How do roaches get into homes?

Roaches can get into the cleanest of living spaces because in most situations, we unknowingly bring them home. One may have burrowed into a paper grocery bag or jumped into your briefcase at work. Or you could have toted roach eggs into your new homestead without knowing it. Since the critters have nocturnal habits, you may not realize that you've made some six-legged friends before they've added an extra set of branches to the family tree.

If roaches are house hunting, they can check out your place by crawling through tiny gaps around doors, pipes and other open spaces. Some adults can grow fairly large, but can shimmy through slits as thin as one-sixteenth of an inch (0.15 centimeters). Contrary to popular belief, they aren't simply attracted to messy households, although that will extend their stay. Instead, common roaches that invade homes seek out warmth, moisture and darkness.
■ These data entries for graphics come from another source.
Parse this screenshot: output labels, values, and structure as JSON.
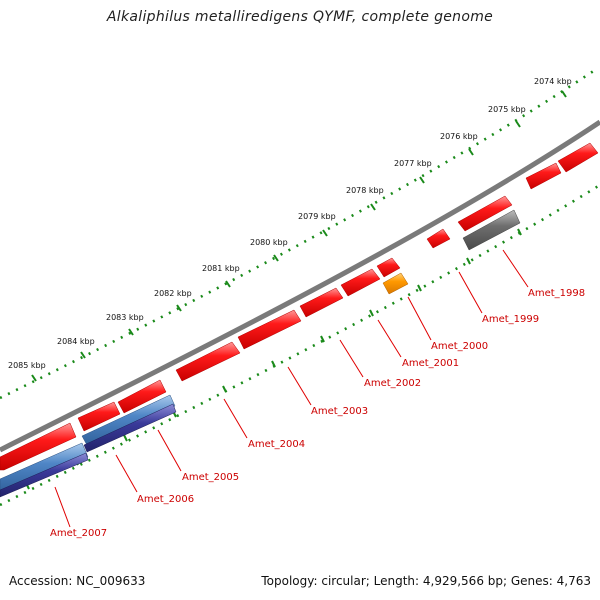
{
  "header": {
    "title": "Alkaliphilus metalliredigens QYMF, complete genome"
  },
  "footer": {
    "accession": "Accession: NC_009633",
    "summary": "Topology: circular; Length: 4,929,566 bp; Genes: 4,763"
  },
  "scale_labels": [
    "2074 kbp",
    "2075 kbp",
    "2076 kbp",
    "2077 kbp",
    "2078 kbp",
    "2079 kbp",
    "2080 kbp",
    "2081 kbp",
    "2082 kbp",
    "2083 kbp",
    "2084 kbp",
    "2085 kbp"
  ],
  "gene_labels": [
    "Amet_1998",
    "Amet_1999",
    "Amet_2000",
    "Amet_2001",
    "Amet_2002",
    "Amet_2003",
    "Amet_2004",
    "Amet_2005",
    "Amet_2006",
    "Amet_2007"
  ],
  "colors": {
    "cds": "#ff1a1a",
    "rna_orange": "#ff9900",
    "pseudo_gray": "#6e6e6e",
    "blue_light": "#4f86c6",
    "blue_dark": "#3a3a9a",
    "backbone": "#7a7a7a",
    "ticks": "#1a8a1a",
    "label_red": "#cc0000"
  }
}
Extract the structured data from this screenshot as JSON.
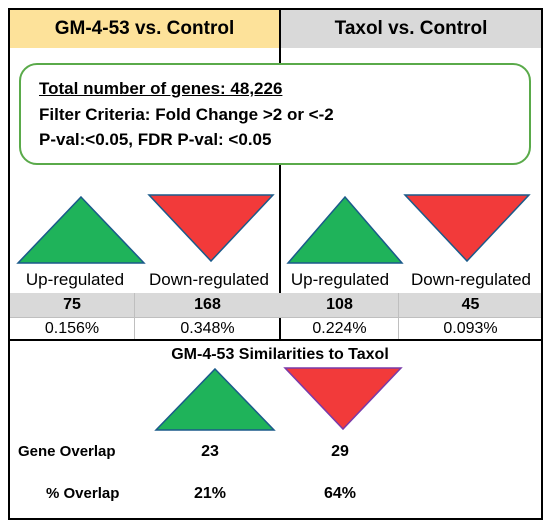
{
  "headers": {
    "left": "GM-4-53 vs. Control",
    "right": "Taxol vs. Control",
    "left_bg": "#fde29a",
    "right_bg": "#d9d9d9"
  },
  "criteria": {
    "total_genes": "Total number of genes: 48,226",
    "filter": "Filter Criteria: Fold Change >2 or <-2",
    "pval": "P-val:<0.05, FDR P-val: <0.05",
    "border_color": "#5aaa4a"
  },
  "colors": {
    "up": "#1fb35a",
    "down": "#f23a3a",
    "count_row_bg": "#d9d9d9"
  },
  "groups": [
    {
      "up": {
        "label": "Up-regulated",
        "count": "75",
        "percent": "0.156%"
      },
      "down": {
        "label": "Down-regulated",
        "count": "168",
        "percent": "0.348%"
      }
    },
    {
      "up": {
        "label": "Up-regulated",
        "count": "108",
        "percent": "0.224%"
      },
      "down": {
        "label": "Down-regulated",
        "count": "45",
        "percent": "0.093%"
      }
    }
  ],
  "similarity": {
    "title": "GM-4-53 Similarities to Taxol",
    "overlap_label": "Gene Overlap",
    "overlap_up": "23",
    "overlap_down": "29",
    "pct_label": "% Overlap",
    "pct_up": "21%",
    "pct_down": "64%"
  }
}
Pizza left sitting out on the counter is just an added bonus.

Four roach species in particular in the North America:

Four roach species in particular inhabit homes in the North America, and knowing which one is in yours, can help you plan your attack method.
  1. German cockroach: Proliferate quickly and usually nest around the kitchen and bathroom.
  2. Brownbanded cockroach: Thrive in hotter, drier regions and will nest in areas eye-level or higher inside.
  3. Oriental cockroach: Drawn to humid areas, sometimes referred to as water bugs.
  4. American cockroach: Also known as the "palmetto bug," they like hot, humid conditions.

Use cockroach bait. Cockroach bait is either housed in a childproof case or applied as a gel and contains a slow-working poison mixed in with an attractive (for cockroaches) food. The roaches eat the poison and bring it back to the nest, where it eventually kills all the roaches. Place the bait in an area where you know cockroaches will encounter it.